My name is Jeremy Langemann, and I am a culinary arts instructor at Red River College’s Paterson Globalfoods Institute. My culinary journey began in 1993 when I enrolled in a commercial cooking program at Lethbridge College. After my first year, I realized that attending school was only one option to obtain my culinary training. When I was on my work practicum, I was asked by my chef if I wanted to apprentice under him, this seemed like a good idea because I am predominantly a kinesthetic learner so I signed on.
I spent over nineteen years working with Fairmont Hotels and Resorts at seven locations both in Canada and the USA. Our last destination was here in Winnipeg where I was the Executive Chef. Throughout my time with Fairmont, I remained engaged in lifelong learning by obtaining a Certificate in Food and Beverage Executive Leadership electronically from Cornell University as well as my Certified Chef de Cuisine status through the Canadian Culinary Institute and Humber College.
I was approached with an opportunity to join the faculty at Red River College in August 2014. My intentions had been to leave the industry and get into education to “share my knowledge with the new generations of chefs, “because I had always immersed myself in apprenticeship programs at the various locations I worked, but I did not feel I was ready to transition at that point in my career. After some deliberation and consult with my wife the decision was made to pursue the opportunity and remain here in Winnipeg. Boy am I glad I did! I had absolutely no idea of what I was getting myself into and the additional professional development I would have to obtain to smoothly transition from being a luxury brand hotel chef to a post-secondary educator.

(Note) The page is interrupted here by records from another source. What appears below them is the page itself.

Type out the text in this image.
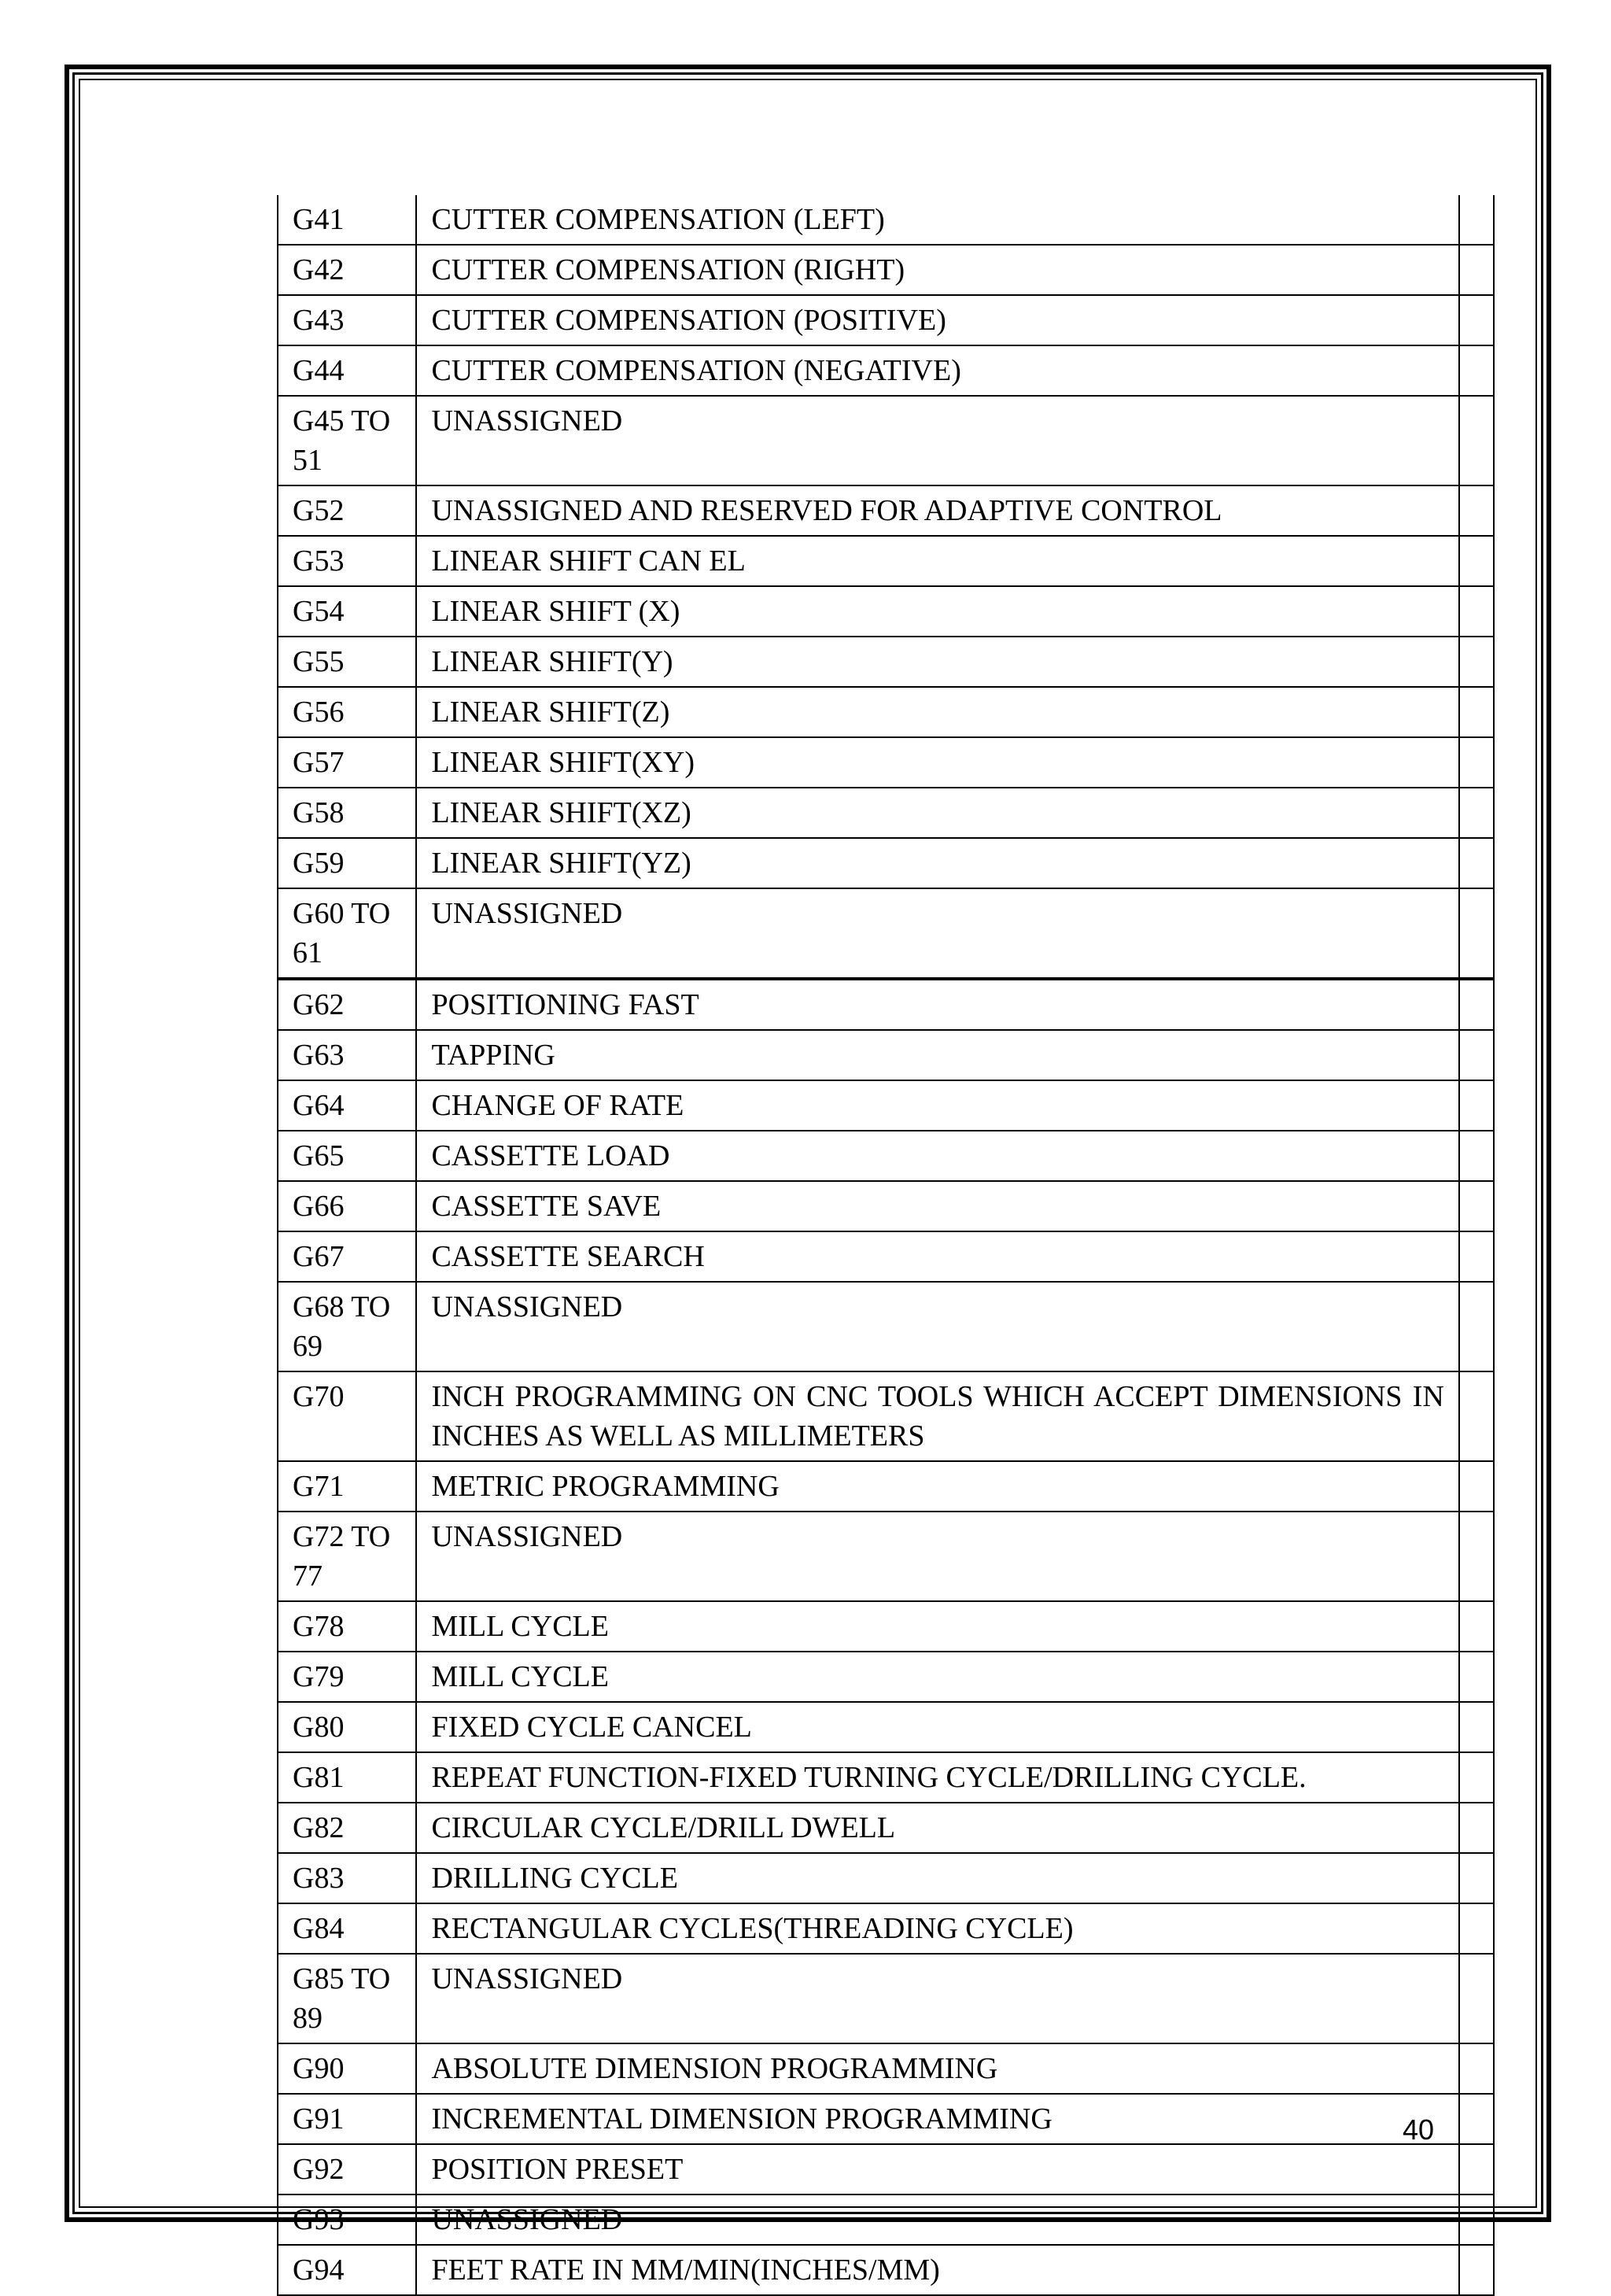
G41	CUTTER COMPENSATION (LEFT)	
G42	CUTTER COMPENSATION (RIGHT)	
G43	CUTTER COMPENSATION (POSITIVE)	
G44	CUTTER COMPENSATION (NEGATIVE)	
G45 TO 51	UNASSIGNED	
G52	UNASSIGNED AND RESERVED FOR ADAPTIVE CONTROL	
G53	LINEAR SHIFT CAN EL	
G54	LINEAR SHIFT (X)	
G55	LINEAR SHIFT(Y)	
G56	LINEAR SHIFT(Z)	
G57	LINEAR SHIFT(XY)	
G58	LINEAR SHIFT(XZ)	
G59	LINEAR SHIFT(YZ)	
G60 TO 61	UNASSIGNED	
G62	POSITIONING FAST	
G63	TAPPING	
G64	CHANGE OF RATE	
G65	CASSETTE LOAD	
G66	CASSETTE SAVE	
G67	CASSETTE SEARCH	
G68 TO 69	UNASSIGNED	
G70	INCH PROGRAMMING ON CNC TOOLS WHICH ACCEPT DIMENSIONS IN INCHES AS WELL AS MILLIMETERS	
G71	METRIC PROGRAMMING	
G72 TO 77	UNASSIGNED	
G78	MILL CYCLE	
G79	MILL CYCLE	
G80	FIXED CYCLE CANCEL	
G81	REPEAT FUNCTION-FIXED TURNING CYCLE/DRILLING CYCLE.	
G82	CIRCULAR CYCLE/DRILL DWELL	
G83	DRILLING CYCLE	
G84	RECTANGULAR CYCLES(THREADING CYCLE)	
G85 TO 89	UNASSIGNED	
G90	ABSOLUTE DIMENSION PROGRAMMING	
G91	INCREMENTAL DIMENSION PROGRAMMING	
G92	POSITION PRESET	
G93	UNASSIGNED	
G94	FEET RATE IN MM/MIN(INCHES/MM)	
40
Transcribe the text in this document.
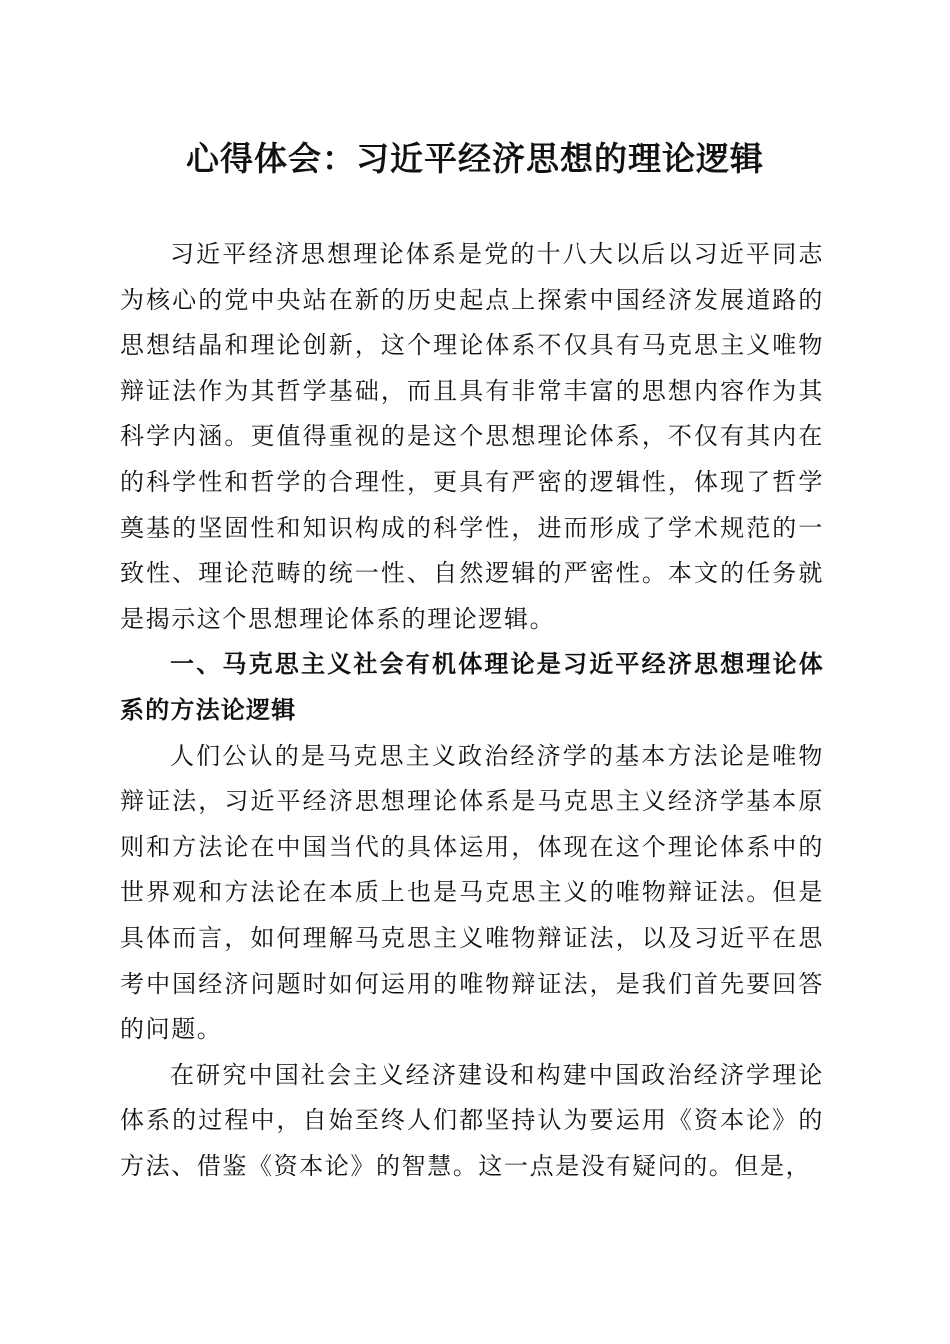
心得体会：习近平经济思想的理论逻辑

习近平经济思想理论体系是党的十八大以后以习近平同志为核心的党中央站在新的历史起点上探索中国经济发展道路的思想结晶和理论创新，这个理论体系不仅具有马克思主义唯物辩证法作为其哲学基础，而且具有非常丰富的思想内容作为其科学内涵。更值得重视的是这个思想理论体系，不仅有其内在的科学性和哲学的合理性，更具有严密的逻辑性，体现了哲学奠基的坚固性和知识构成的科学性，进而形成了学术规范的一致性、理论范畴的统一性、自然逻辑的严密性。本文的任务就是揭示这个思想理论体系的理论逻辑。

一、马克思主义社会有机体理论是习近平经济思想理论体系的方法论逻辑

人们公认的是马克思主义政治经济学的基本方法论是唯物辩证法，习近平经济思想理论体系是马克思主义经济学基本原则和方法论在中国当代的具体运用，体现在这个理论体系中的世界观和方法论在本质上也是马克思主义的唯物辩证法。但是具体而言，如何理解马克思主义唯物辩证法，以及习近平在思考中国经济问题时如何运用的唯物辩证法，是我们首先要回答的问题。

在研究中国社会主义经济建设和构建中国政治经济学理论体系的过程中，自始至终人们都坚持认为要运用《资本论》的方法、借鉴《资本论》的智慧。这一点是没有疑问的。但是，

My thought was that I was the expert and it would be straightforward to tell students about food and have them cook some things, evaluate and then tell them if it was horrible or good. What a surprise when I realized the amount of work that goes into planning and facilitating a lesson while keeping the students engaged and actively participating. Sure, in the industry I got know my employees and matched their talents to the tasks they were given, but I didn’t recognize I would have to make the same accommodations for students in the sense of applying lessons to accommodate various learning styles in a diverse environment. As I progressed through the CAE classes I was always teaching so I could apply the course content I learned directly into my classes which was helpful. The most supportive courses to me were instructional and advanced instructional methods. I can now identify learning styles of my students through their body language, behavior and level of engagement both in the classroom and the lab.